Archibald MacKinnon

Personal information
- Nickname: Archie
- Born: Archibald Alan MacKinnon January 13, 1937 Cranbrook, British Columbia, Canada
- Died: August 28, 2026 (aged 89) Calgary, Alberta, Canada

Sport
- Country: Canada
- Sport: Rowing

Medal record
Men's rowing
Representing Canada
Olympic Games
| Gold medal – first place | 1956 Melbourne | Coxless four |
| Silver medal – second place | 1960 Rome | Eight |
Commonwealth Games
| Gold medal – first place | 1958 Cardiff | Eights |

= Archibald MacKinnon =

Canadian rower (1937–2026)

Archibald Alan MacKinnon (January 13, 1937 – August 28, 2026) was a Canadian competition rower and Olympic champion in 1956.

==Biography==
Born in Cranbrook, British Columbia on January 13, 1937, MacKinnon rowed at the University of British Columbia starting in 1955, qualifying for the 1956 Summer Olympics in Melbourne, Australia.

He won a gold medal in coxless fours at the 1956 Games, together with Lorne Loomer, Walter D'Hondt and Donald Arnold.

At the 1958 British Empire and Commonwealth Games, MacKinnon won a gold medal in eights.
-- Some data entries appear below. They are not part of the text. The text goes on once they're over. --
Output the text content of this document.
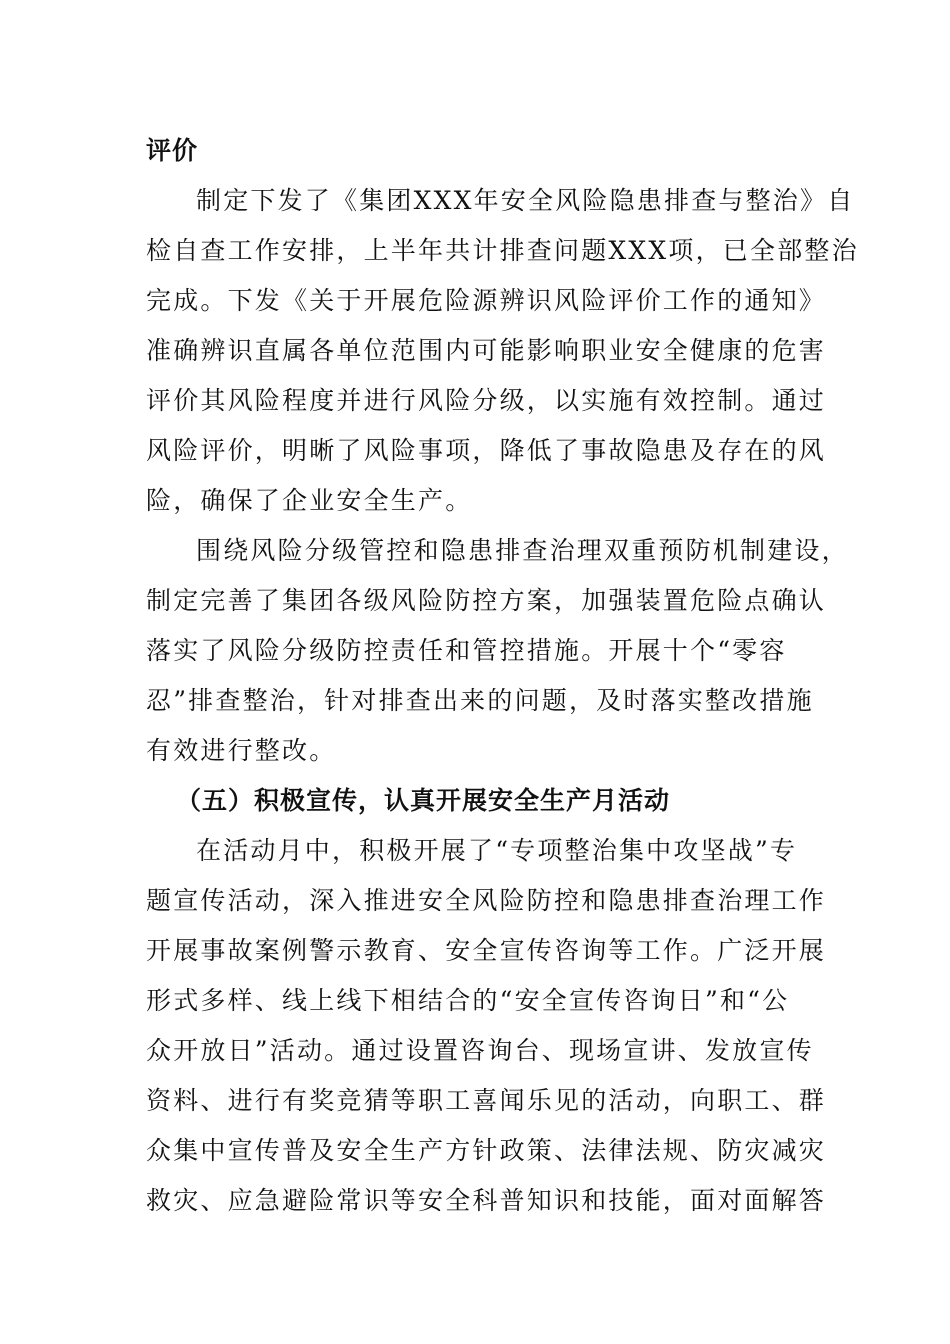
评价
制定下发了《集团XXX年安全风险隐患排查与整治》自
检自查工作安排，上半年共计排查问题XXX项，已全部整治
完成。下发《关于开展危险源辨识风险评价工作的通知》
准确辨识直属各单位范围内可能影响职业安全健康的危害
评价其风险程度并进行风险分级，以实施有效控制。通过
风险评价，明晰了风险事项，降低了事故隐患及存在的风
险，确保了企业安全生产。
围绕风险分级管控和隐患排查治理双重预防机制建设，
制定完善了集团各级风险防控方案，加强装置危险点确认
落实了风险分级防控责任和管控措施。开展十个“零容
忍”排查整治，针对排查出来的问题，及时落实整改措施
有效进行整改。
（五）积极宣传，认真开展安全生产月活动
在活动月中，积极开展了“专项整治集中攻坚战”专
题宣传活动，深入推进安全风险防控和隐患排查治理工作
开展事故案例警示教育、安全宣传咨询等工作。广泛开展
形式多样、线上线下相结合的“安全宣传咨询日”和“公
众开放日”活动。通过设置咨询台、现场宣讲、发放宣传
资料、进行有奖竞猜等职工喜闻乐见的活动，向职工、群
众集中宣传普及安全生产方针政策、法律法规、防灾减灾
救灾、应急避险常识等安全科普知识和技能，面对面解答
He also won a silver medal in eights at the 1960 Summer Olympics in Rome, Italy, as a member of the Canadian team.

MacKinnon died in Calgary, Alberta on August 28, 2026, at the age of 89.

==Awards==
MacKinnon was inducted into the Canada's Sports Hall of Fame in 1957. In 1966, he was inducted to the BC Sports Hall of Fame. He was also twice inducted into the University of British Columbia's Sports Hall of Fame, first in 1993 for the crew that won gold in Melbourne, and a second time in 2012 for the crew that won silver in Rome.